秘密の恋をしませんか⁈ ロミオとジュリエットの恋*ハッピーエンドになります
何が起こっているのだろうと思うが、露美緒の恐ろしい声に怖くて目を開けれない。
それに、どんどん体の奥底に溜まる疼きを鎮める何かがほしいと、切望する頭の中は、考えるチカラを奪うようだ。
ゴトッと、人が倒れる音。
「連れていけ」
そして、体を覆うジャケットから、露美緒の匂いが香り、安堵するのだ。
「樹梨、もう大丈夫だ。目を開けて、俺を見て」
目の前に、露美緒が涙を流していた。
「どうして…泣いてるの?」
「ごめん。ごめん…もっと早く助けてやれなくてごめん。怖かったよな。不甲斐ない俺でごめん」
露美緒の涙を震える手で、拭う。
「助けてくれたよ。ありがとう」
「うっっっ、樹梨。嫌いにならないでくれ」
嫌いになどなれるはずもない。
あなたは、私の危機を救ってくれるヒーローなんだもの。
だけど今は、彼の香りを嗅いだせいで余計に体が、疼いて止まらない。
「露美緒、お願い抱いて、助けて。

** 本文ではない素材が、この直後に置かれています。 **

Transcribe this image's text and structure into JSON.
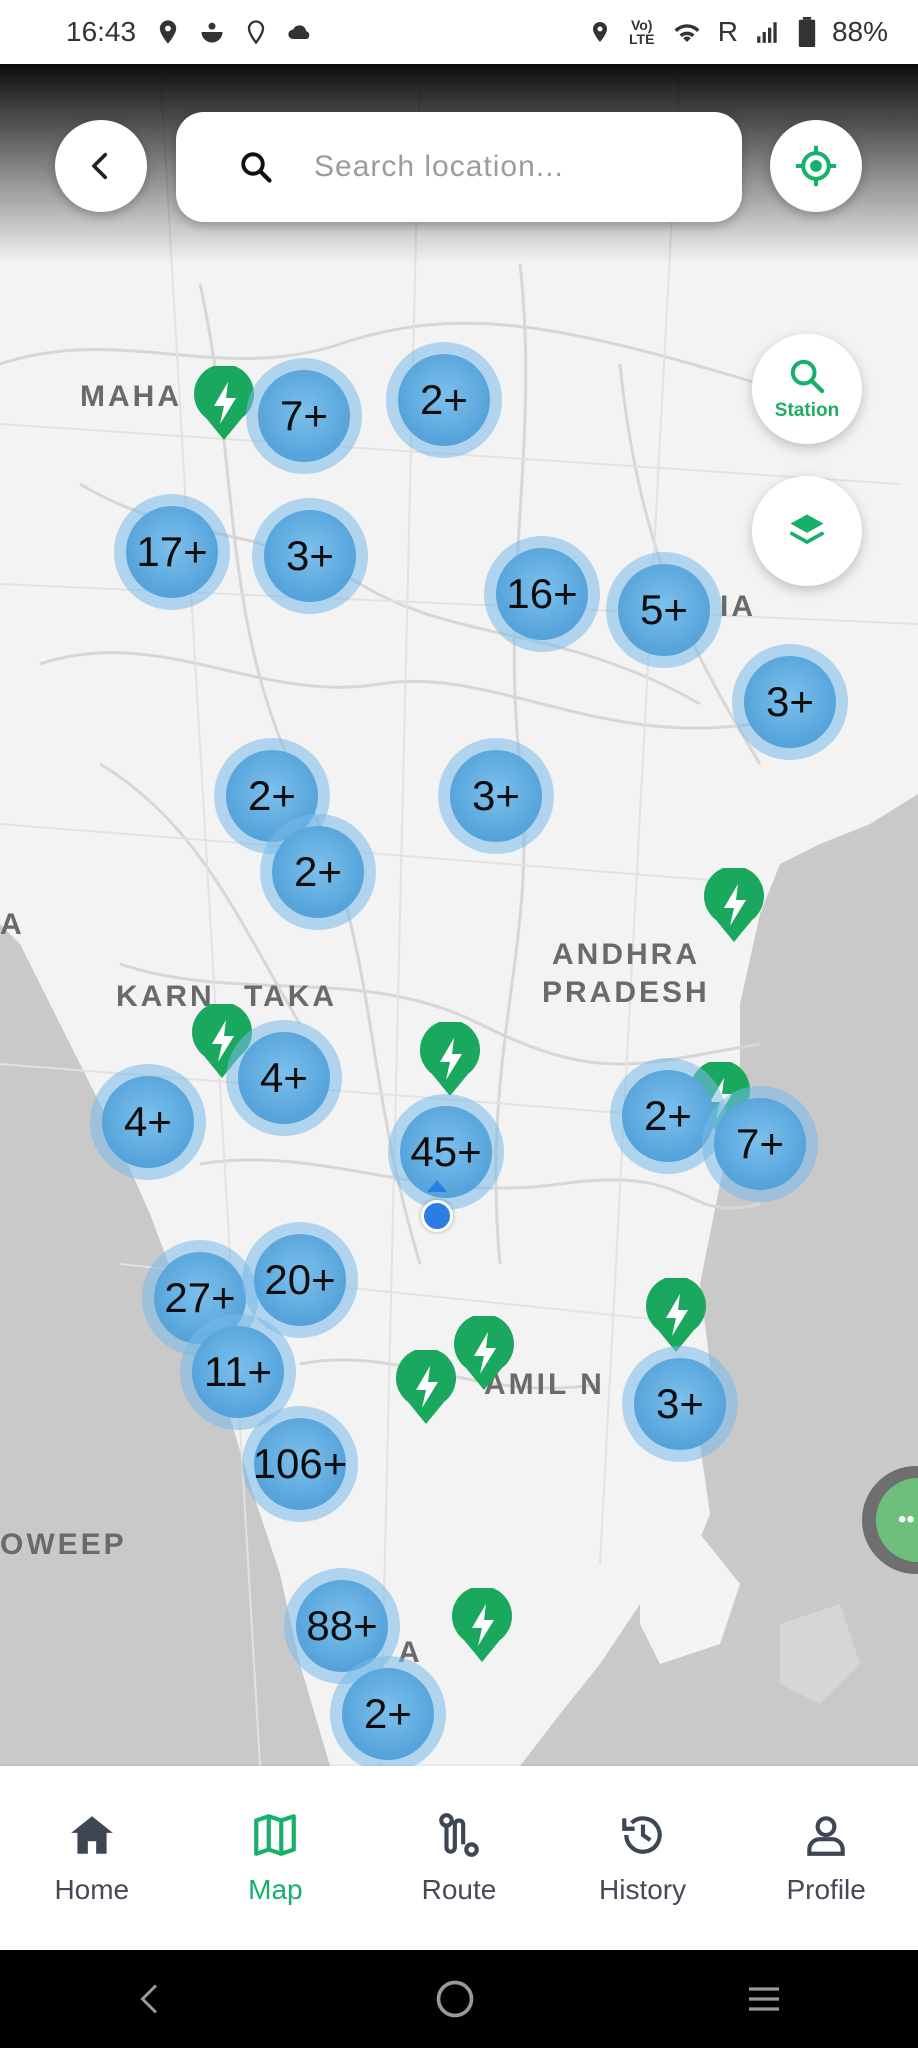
{
  "status_bar": {
    "time": "16:43",
    "carrier_letter": "R",
    "volte": "Vo) LTE",
    "battery": "88%"
  },
  "search": {
    "placeholder": "Search location..."
  },
  "fab": {
    "station_label": "Station"
  },
  "regions": [
    {
      "label": "MAHA"
    },
    {
      "label": "IA"
    },
    {
      "label": "A"
    },
    {
      "label": "KARN"
    },
    {
      "label": "TAKA"
    },
    {
      "label": "ANDHRA"
    },
    {
      "label": "PRADESH"
    },
    {
      "label": "AMIL N"
    },
    {
      "label": "OWEEP"
    },
    {
      "label": "A"
    }
  ],
  "clusters": [
    {
      "count": "7+"
    },
    {
      "count": "2+"
    },
    {
      "count": "17+"
    },
    {
      "count": "3+"
    },
    {
      "count": "16+"
    },
    {
      "count": "5+"
    },
    {
      "count": "3+"
    },
    {
      "count": "2+"
    },
    {
      "count": "3+"
    },
    {
      "count": "2+"
    },
    {
      "count": "4+"
    },
    {
      "count": "4+"
    },
    {
      "count": "45+"
    },
    {
      "count": "2+"
    },
    {
      "count": "7+"
    },
    {
      "count": "27+"
    },
    {
      "count": "20+"
    },
    {
      "count": "11+"
    },
    {
      "count": "3+"
    },
    {
      "count": "106+"
    },
    {
      "count": "88+"
    },
    {
      "count": "2+"
    }
  ],
  "colors": {
    "brand_green": "#17b06a",
    "cluster_blue": "#4f9fd8",
    "user_dot": "#2b7de3"
  },
  "nav": {
    "items": [
      {
        "label": "Home",
        "icon": "home-icon"
      },
      {
        "label": "Map",
        "icon": "map-icon",
        "active": true
      },
      {
        "label": "Route",
        "icon": "route-icon"
      },
      {
        "label": "History",
        "icon": "history-icon"
      },
      {
        "label": "Profile",
        "icon": "profile-icon"
      }
    ]
  }
}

おかしくなるの」
「大丈夫だ。一度じゃおかしくならない。即効性だが、長期服用しないと廃人にならない。大丈夫、大丈夫だ。安心して俺にまかせろ」
コクリと頷くなり、横抱きされて部屋を出ていく。
頭を彼の胸に抱えられ、誰にも見せないようにジャケットで頭から覆った状態だ。